Serbia’s claim of a Serb exodus from Kosovo “can be dismissed as false, based on the official statistics of the Serbian state”, writes Michael Martens, correspondent for the Frankfurter Allgemeine Zeitung in Belgrade in an earlier edition this week of the German newspaper.
Martens says that “the number of Serbs in Kosovo has been continuously declining for years, but the same can be said for the population number in Serbia, except for Belgrade, Novi Sad, and some other cities”. He bases this claim on calculations by the European Stability Initiative (ESI). It has examined “publicly available government figures that allow for quite accurate conclusions about the number of Serbs”.
ESI analyzes, for example, Serbia’s health insurance figures. According to them, “in 2017, there were still 109,000 insured Serbs in Kosovo”, but “six years later, there were fewer than 107,000”. This shows that the decline for Kosovo is 2.4%, but for Serbia itself, “the decline in the same period was 2.9%”.
Serbia’s Statistical Office, cited by Frankfurter Allgemeine Zeitung, reports a drastic decline in the number of pupils (Serbs) attending elementary schools in Kosovo: from 14,500 in 2004 to 10,700 in 2021. But in Serbia, the decline is the same: here, according to official state data, the figures fell by 23%.
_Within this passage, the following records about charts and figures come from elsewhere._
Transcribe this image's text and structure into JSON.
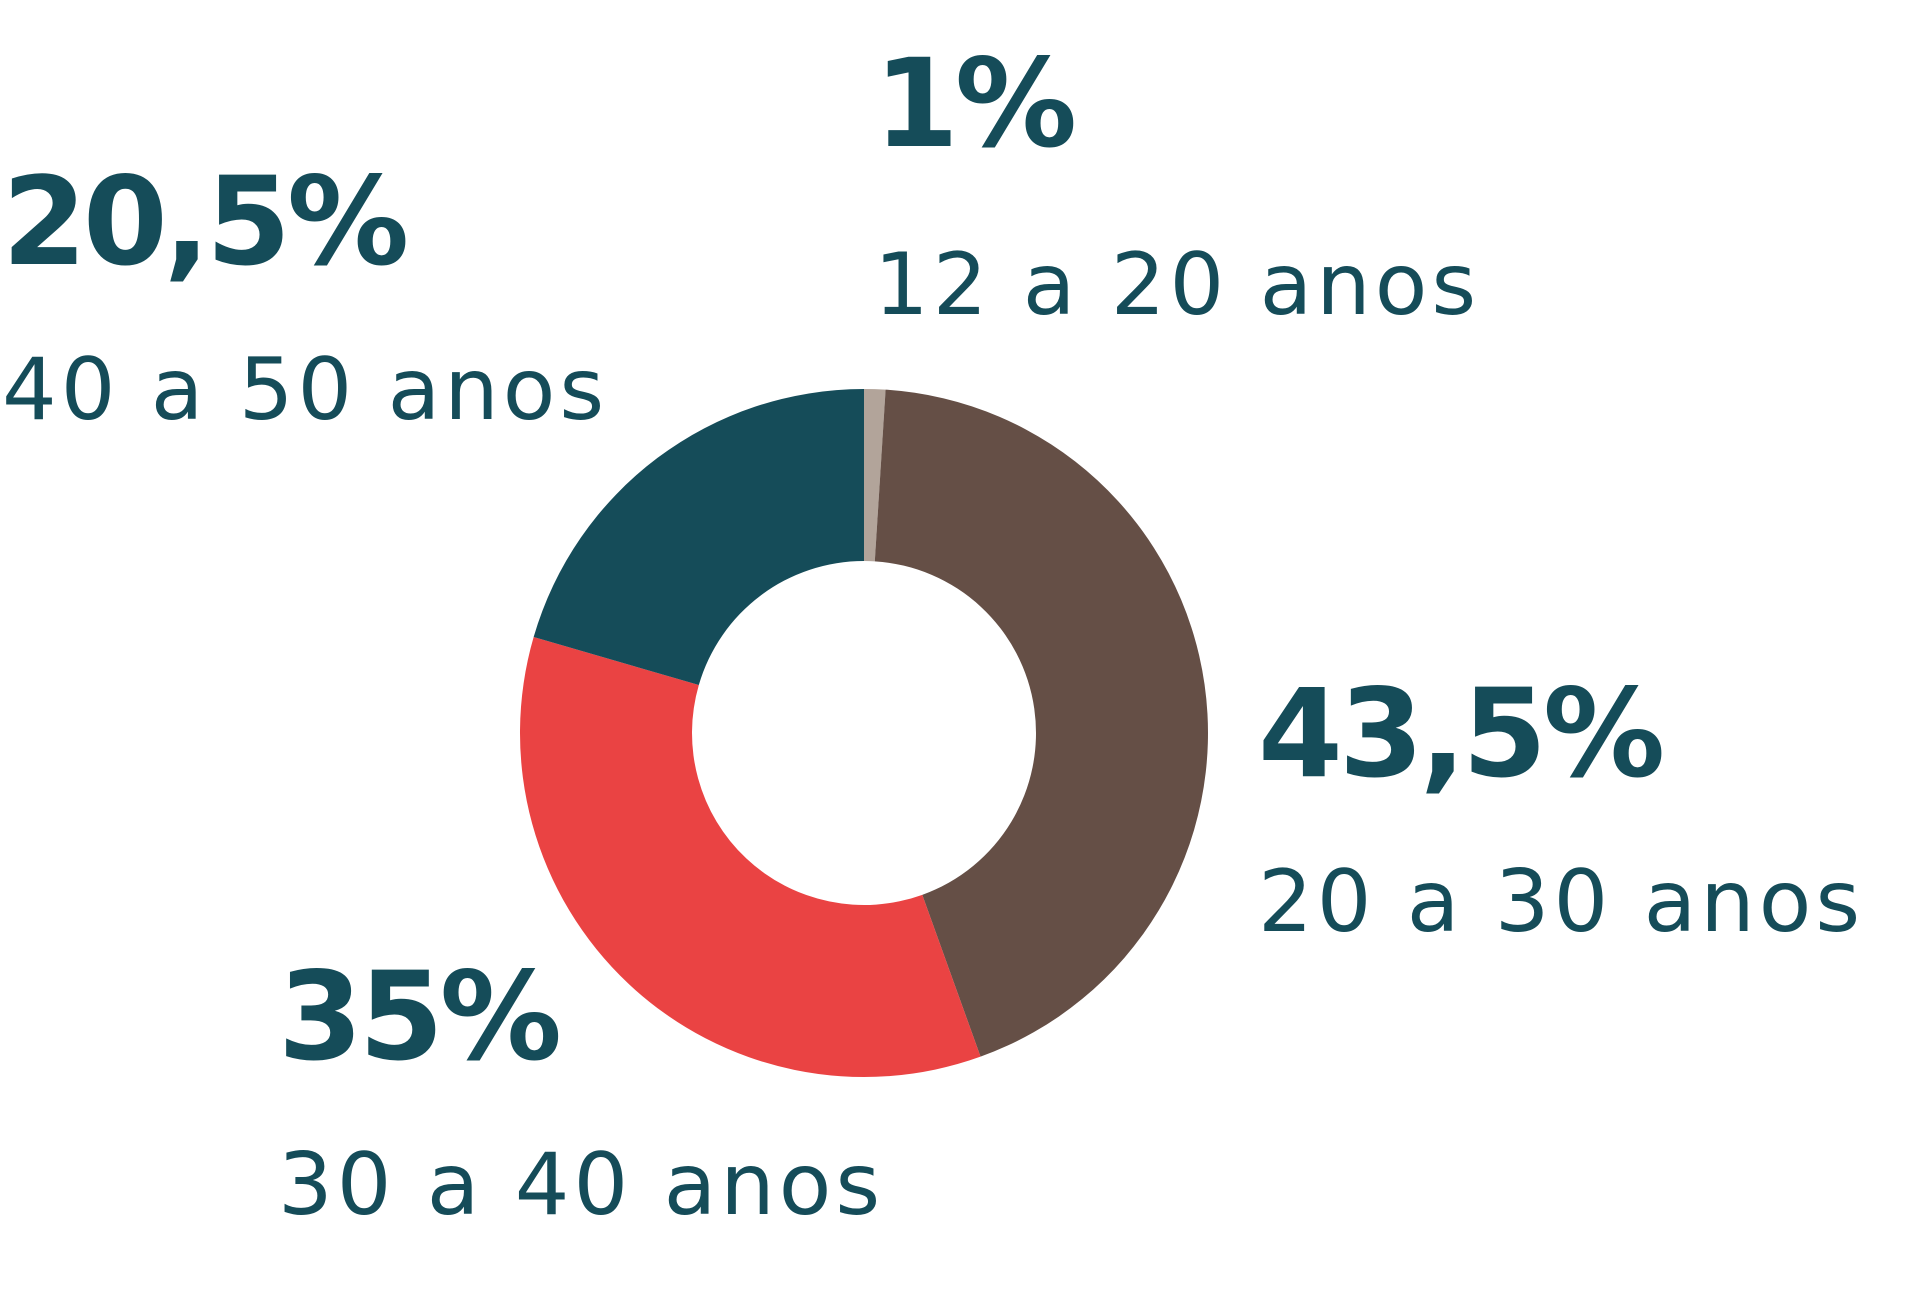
{
  "chart_data": {
    "type": "pie",
    "title": "",
    "donut": true,
    "slices": [
      {
        "label": "12 a 20 anos",
        "value": 1,
        "value_label": "1%",
        "color": "#b2a49a"
      },
      {
        "label": "20 a 30 anos",
        "value": 43.5,
        "value_label": "43,5%",
        "color": "#654f46"
      },
      {
        "label": "30 a 40 anos",
        "value": 35,
        "value_label": "35%",
        "color": "#ea4343"
      },
      {
        "label": "40 a 50 anos",
        "value": 20.5,
        "value_label": "20,5%",
        "color": "#154c59"
      }
    ],
    "text_color": "#154c59",
    "background": "#ffffff"
  }
}
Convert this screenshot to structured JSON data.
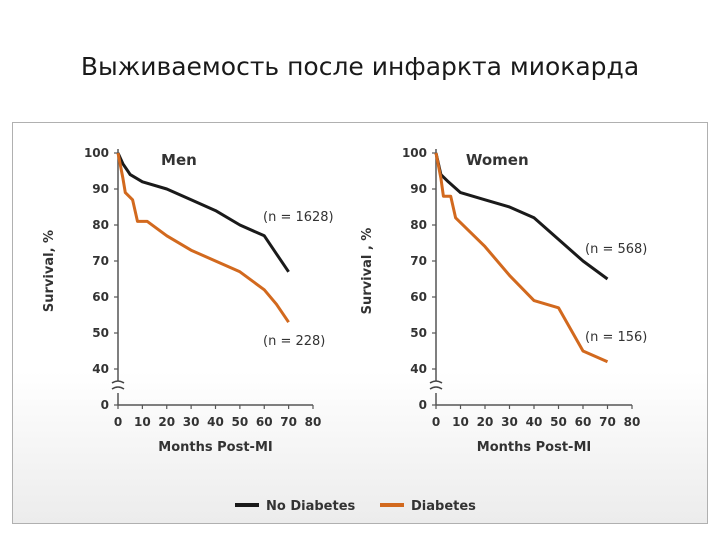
{
  "slide": {
    "title": "Выживаемость после инфаркта миокарда"
  },
  "legend": {
    "items": [
      {
        "label": "No Diabetes",
        "color": "#1a1a1a"
      },
      {
        "label": "Diabetes",
        "color": "#d2691e"
      }
    ]
  },
  "chart_data": [
    {
      "type": "line",
      "title": "Men",
      "xlabel": "Months Post-MI",
      "ylabel": "Survival, %",
      "xlim": [
        0,
        80
      ],
      "ylim": [
        40,
        100
      ],
      "axis_break": true,
      "x_ticks": [
        "0",
        "10",
        "20",
        "30",
        "40",
        "50",
        "60",
        "70",
        "80"
      ],
      "y_ticks": [
        "100",
        "90",
        "80",
        "70",
        "60",
        "50",
        "40",
        "0"
      ],
      "series": [
        {
          "name": "No Diabetes",
          "color": "#1a1a1a",
          "annotation": "(n = 1628)",
          "points": [
            [
              0,
              100
            ],
            [
              2,
              97
            ],
            [
              5,
              94
            ],
            [
              10,
              92
            ],
            [
              20,
              90
            ],
            [
              30,
              87
            ],
            [
              40,
              84
            ],
            [
              50,
              80
            ],
            [
              60,
              77
            ],
            [
              65,
              72
            ],
            [
              70,
              67
            ]
          ]
        },
        {
          "name": "Diabetes",
          "color": "#d2691e",
          "annotation": "(n = 228)",
          "points": [
            [
              0,
              100
            ],
            [
              2,
              93
            ],
            [
              3,
              89
            ],
            [
              6,
              87
            ],
            [
              8,
              81
            ],
            [
              12,
              81
            ],
            [
              20,
              77
            ],
            [
              30,
              73
            ],
            [
              40,
              70
            ],
            [
              50,
              67
            ],
            [
              60,
              62
            ],
            [
              65,
              58
            ],
            [
              70,
              53
            ]
          ]
        }
      ]
    },
    {
      "type": "line",
      "title": "Women",
      "xlabel": "Months Post-MI",
      "ylabel": "Survival , %",
      "xlim": [
        0,
        80
      ],
      "ylim": [
        40,
        100
      ],
      "axis_break": true,
      "x_ticks": [
        "0",
        "10",
        "20",
        "30",
        "40",
        "50",
        "60",
        "70",
        "80"
      ],
      "y_ticks": [
        "100",
        "90",
        "80",
        "70",
        "60",
        "50",
        "40",
        "0"
      ],
      "series": [
        {
          "name": "No Diabetes",
          "color": "#1a1a1a",
          "annotation": "(n = 568)",
          "points": [
            [
              0,
              100
            ],
            [
              2,
              94
            ],
            [
              5,
              92
            ],
            [
              10,
              89
            ],
            [
              20,
              87
            ],
            [
              30,
              85
            ],
            [
              40,
              82
            ],
            [
              50,
              76
            ],
            [
              60,
              70
            ],
            [
              70,
              65
            ]
          ]
        },
        {
          "name": "Diabetes",
          "color": "#d2691e",
          "annotation": "(n = 156)",
          "points": [
            [
              0,
              100
            ],
            [
              2,
              93
            ],
            [
              3,
              88
            ],
            [
              6,
              88
            ],
            [
              8,
              82
            ],
            [
              20,
              74
            ],
            [
              30,
              66
            ],
            [
              40,
              59
            ],
            [
              50,
              57
            ],
            [
              60,
              45
            ],
            [
              70,
              42
            ]
          ]
        }
      ]
    }
  ]
}
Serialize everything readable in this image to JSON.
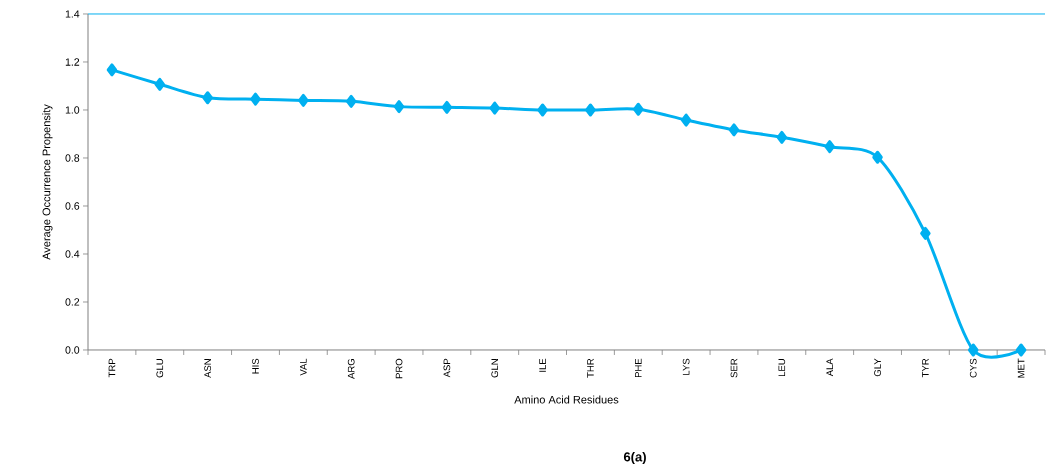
{
  "chart_data": {
    "type": "line",
    "xlabel": "Amino Acid Residues",
    "ylabel": "Average Occurrence Propensity",
    "categories": [
      "TRP",
      "GLU",
      "ASN",
      "HIS",
      "VAL",
      "ARG",
      "PRO",
      "ASP",
      "GLN",
      "ILE",
      "THR",
      "PHE",
      "LYS",
      "SER",
      "LEU",
      "ALA",
      "GLY",
      "TYR",
      "CYS",
      "MET"
    ],
    "series": [
      {
        "color": "#00b0f0",
        "values": [
          1.167,
          1.107,
          1.051,
          1.045,
          1.04,
          1.036,
          1.014,
          1.011,
          1.008,
          1.0,
          1.0,
          1.003,
          0.958,
          0.917,
          0.886,
          0.847,
          0.803,
          0.486,
          0.0,
          0.0
        ]
      }
    ],
    "ylim": [
      0,
      1.4
    ],
    "yticks": [
      {
        "value": 0,
        "label": "0.0"
      },
      {
        "value": 0.2,
        "label": "0.2"
      },
      {
        "value": 0.4,
        "label": "0.4"
      },
      {
        "value": 0.6,
        "label": "0.6"
      },
      {
        "value": 0.8,
        "label": "0.8"
      },
      {
        "value": 1.0,
        "label": "1.0"
      },
      {
        "value": 1.2,
        "label": "1.2"
      },
      {
        "value": 1.4,
        "label": "1.4"
      }
    ],
    "marker": "diamond",
    "line_style": "solid",
    "grid": false,
    "annotations": [
      "**6(a)**"
    ]
  }
}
Regarding pensions, in the last 11 years, Serbia has paid 6.3% fewer pensions in Kosovo, while in Serbia, it has paid 2.6% less. But ESI and Frankfurter Allgemeine Zeitung remind that “the most important employer for Serbs in Kosovo is the state. The fact that Serbs leave Kosovo upon reaching retirement age is not new. For decades, there has been an ‘exodus of pensioners’ from Kosovo”.
“The demographic evolution of the Serb minority in Kosovo corresponds to general trends throughout Southeast Europe for years on end. As a result of low birth rates, high emigration, and a lack of attraction for immigration, the population number is declining in all countries of the region,” concludes Frankfurter Allgemeine Zeitung.